Courts have invoked the concept of ancillary jurisdiction to resolve disputes even absent an express statutory grant of jurisdiction. The power “must be sparingly exercised,” the appeals panel said.

Since the U.S. Supreme Court spoke to the issue in 1994, no federal appeals court has found a basis to expunge judicial records for purely equitable reasons. Seven circuits held that the high court’s decision bars such expungement.

The 4th Circuit panel was in accord with those rulings. Mettetal’s problems arose after he was arrested and involve facts separate and distinct from the criminal proceedings themselves, the court said. “[W]e join the unified front of circuit authority in rejecting his claim,” wrote Judge J. Harvie Wilkinson III for the panel.

Unlawful arrest basis

A new issue was raised by court-appointed amicus counsel Carol Anne Szurkowski of Washington.

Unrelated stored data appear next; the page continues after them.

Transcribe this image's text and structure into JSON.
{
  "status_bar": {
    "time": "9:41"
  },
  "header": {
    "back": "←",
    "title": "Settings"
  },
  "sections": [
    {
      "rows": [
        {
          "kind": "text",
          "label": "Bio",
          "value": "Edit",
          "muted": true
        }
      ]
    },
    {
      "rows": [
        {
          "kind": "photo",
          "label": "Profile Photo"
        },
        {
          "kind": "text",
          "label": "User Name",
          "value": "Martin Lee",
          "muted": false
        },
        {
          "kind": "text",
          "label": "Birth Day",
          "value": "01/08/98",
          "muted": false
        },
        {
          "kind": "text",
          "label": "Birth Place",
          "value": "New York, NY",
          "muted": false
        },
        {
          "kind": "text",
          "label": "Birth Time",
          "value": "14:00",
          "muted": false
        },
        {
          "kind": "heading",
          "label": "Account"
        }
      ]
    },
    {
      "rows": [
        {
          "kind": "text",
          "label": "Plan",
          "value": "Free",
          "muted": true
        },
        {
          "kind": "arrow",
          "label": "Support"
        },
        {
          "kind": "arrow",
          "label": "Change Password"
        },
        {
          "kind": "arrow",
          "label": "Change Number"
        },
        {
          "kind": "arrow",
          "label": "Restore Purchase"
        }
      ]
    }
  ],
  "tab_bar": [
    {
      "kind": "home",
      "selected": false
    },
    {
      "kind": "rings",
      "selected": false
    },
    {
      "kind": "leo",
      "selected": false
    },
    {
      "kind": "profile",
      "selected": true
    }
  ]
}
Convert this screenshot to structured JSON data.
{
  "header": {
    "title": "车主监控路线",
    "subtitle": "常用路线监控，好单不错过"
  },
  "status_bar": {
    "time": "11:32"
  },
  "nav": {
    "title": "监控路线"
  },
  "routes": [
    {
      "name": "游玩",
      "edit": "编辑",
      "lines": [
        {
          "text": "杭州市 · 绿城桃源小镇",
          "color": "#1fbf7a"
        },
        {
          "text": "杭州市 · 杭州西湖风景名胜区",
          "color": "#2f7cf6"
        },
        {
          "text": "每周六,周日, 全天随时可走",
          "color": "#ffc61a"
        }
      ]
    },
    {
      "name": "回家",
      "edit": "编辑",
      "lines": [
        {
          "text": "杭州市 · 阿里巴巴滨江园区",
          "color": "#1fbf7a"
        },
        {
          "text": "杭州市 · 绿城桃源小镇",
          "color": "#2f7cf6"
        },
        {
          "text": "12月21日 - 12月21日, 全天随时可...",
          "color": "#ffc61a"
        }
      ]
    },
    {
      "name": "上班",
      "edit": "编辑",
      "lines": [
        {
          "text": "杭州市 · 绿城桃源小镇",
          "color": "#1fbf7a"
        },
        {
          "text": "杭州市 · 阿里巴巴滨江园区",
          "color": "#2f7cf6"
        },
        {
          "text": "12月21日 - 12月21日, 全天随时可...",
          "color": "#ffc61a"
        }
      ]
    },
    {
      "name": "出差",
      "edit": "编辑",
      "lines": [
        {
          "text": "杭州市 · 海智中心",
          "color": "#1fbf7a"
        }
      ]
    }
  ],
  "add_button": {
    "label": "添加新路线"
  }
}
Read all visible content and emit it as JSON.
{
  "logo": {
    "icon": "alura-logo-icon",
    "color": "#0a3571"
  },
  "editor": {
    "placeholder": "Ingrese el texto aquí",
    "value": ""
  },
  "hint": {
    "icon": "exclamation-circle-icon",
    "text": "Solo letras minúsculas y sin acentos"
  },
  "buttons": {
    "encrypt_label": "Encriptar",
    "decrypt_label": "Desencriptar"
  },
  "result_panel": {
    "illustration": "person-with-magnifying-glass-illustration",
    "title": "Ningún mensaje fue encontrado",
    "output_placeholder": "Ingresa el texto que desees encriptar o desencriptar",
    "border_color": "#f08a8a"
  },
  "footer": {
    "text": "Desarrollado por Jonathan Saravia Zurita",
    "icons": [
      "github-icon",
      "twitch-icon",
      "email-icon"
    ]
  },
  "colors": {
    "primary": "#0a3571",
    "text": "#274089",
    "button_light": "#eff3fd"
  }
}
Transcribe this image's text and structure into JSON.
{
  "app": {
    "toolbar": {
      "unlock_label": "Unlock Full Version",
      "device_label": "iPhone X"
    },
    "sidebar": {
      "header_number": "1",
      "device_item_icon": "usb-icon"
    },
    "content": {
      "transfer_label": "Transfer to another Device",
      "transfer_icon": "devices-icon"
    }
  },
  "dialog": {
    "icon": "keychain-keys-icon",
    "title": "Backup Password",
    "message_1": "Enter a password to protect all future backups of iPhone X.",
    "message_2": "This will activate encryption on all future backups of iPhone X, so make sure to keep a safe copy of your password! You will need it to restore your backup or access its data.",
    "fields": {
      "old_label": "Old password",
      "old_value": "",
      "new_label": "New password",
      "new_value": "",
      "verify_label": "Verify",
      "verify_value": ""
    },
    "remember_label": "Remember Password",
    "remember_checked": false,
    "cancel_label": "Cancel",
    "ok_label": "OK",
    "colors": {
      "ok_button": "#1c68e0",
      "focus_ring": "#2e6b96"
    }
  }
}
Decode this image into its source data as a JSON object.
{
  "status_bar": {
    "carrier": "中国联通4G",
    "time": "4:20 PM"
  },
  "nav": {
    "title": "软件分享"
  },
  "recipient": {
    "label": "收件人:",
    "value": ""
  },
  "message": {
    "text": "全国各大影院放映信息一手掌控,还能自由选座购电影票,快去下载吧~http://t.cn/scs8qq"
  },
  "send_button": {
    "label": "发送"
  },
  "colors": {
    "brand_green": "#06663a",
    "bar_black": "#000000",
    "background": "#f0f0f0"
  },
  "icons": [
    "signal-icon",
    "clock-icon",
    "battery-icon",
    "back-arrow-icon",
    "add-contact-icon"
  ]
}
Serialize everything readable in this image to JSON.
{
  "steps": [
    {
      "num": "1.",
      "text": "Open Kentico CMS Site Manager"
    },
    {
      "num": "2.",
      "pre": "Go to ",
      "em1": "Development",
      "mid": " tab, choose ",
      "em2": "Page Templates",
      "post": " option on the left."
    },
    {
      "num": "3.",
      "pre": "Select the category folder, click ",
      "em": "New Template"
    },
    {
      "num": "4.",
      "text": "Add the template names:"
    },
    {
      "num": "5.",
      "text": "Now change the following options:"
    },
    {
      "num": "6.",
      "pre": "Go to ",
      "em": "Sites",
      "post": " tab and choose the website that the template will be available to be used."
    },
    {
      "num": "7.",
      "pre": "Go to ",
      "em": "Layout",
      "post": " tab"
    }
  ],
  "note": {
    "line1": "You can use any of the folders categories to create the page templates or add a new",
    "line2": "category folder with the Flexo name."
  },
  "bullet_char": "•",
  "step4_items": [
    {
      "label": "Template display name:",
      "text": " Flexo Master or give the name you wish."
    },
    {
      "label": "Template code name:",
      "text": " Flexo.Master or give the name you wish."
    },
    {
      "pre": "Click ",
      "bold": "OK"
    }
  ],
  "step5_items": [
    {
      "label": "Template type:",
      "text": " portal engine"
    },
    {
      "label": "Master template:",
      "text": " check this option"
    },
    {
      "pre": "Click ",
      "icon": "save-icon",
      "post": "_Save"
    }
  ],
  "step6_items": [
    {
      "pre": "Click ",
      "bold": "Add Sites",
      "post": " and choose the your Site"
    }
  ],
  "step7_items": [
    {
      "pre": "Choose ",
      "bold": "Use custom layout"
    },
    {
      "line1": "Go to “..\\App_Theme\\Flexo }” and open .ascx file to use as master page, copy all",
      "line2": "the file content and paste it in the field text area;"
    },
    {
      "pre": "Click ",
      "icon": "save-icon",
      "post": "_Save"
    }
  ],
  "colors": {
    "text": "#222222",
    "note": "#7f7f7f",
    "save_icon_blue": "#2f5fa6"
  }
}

She contended that the appeals court’s declaration that Mettetal’s arrest and convictions were unlawful gave the needed connection to support ancillary jurisdiction.

Assuming without deciding that the connection was sufficient to support jurisdiction, the 4th Circuit panel nonetheless ruled that the expungement bid failed on the merits.

“The judiciary and the public possess an independent interest in maintaining a full and accurate account of court proceedings and judiciary’s own role in the vindication of criminal defendants’ constitutional rights,” Wilkinson wrote. “We find no reason to believe that this interest is not present here.”

“Because the Court lacks jurisdiction to rule on Mettetal’s claim, his motion for expungement will be denied,” the court said.

The government was represented by Rachel B. Swartz of the Charlottesville U.S. attorney’s office.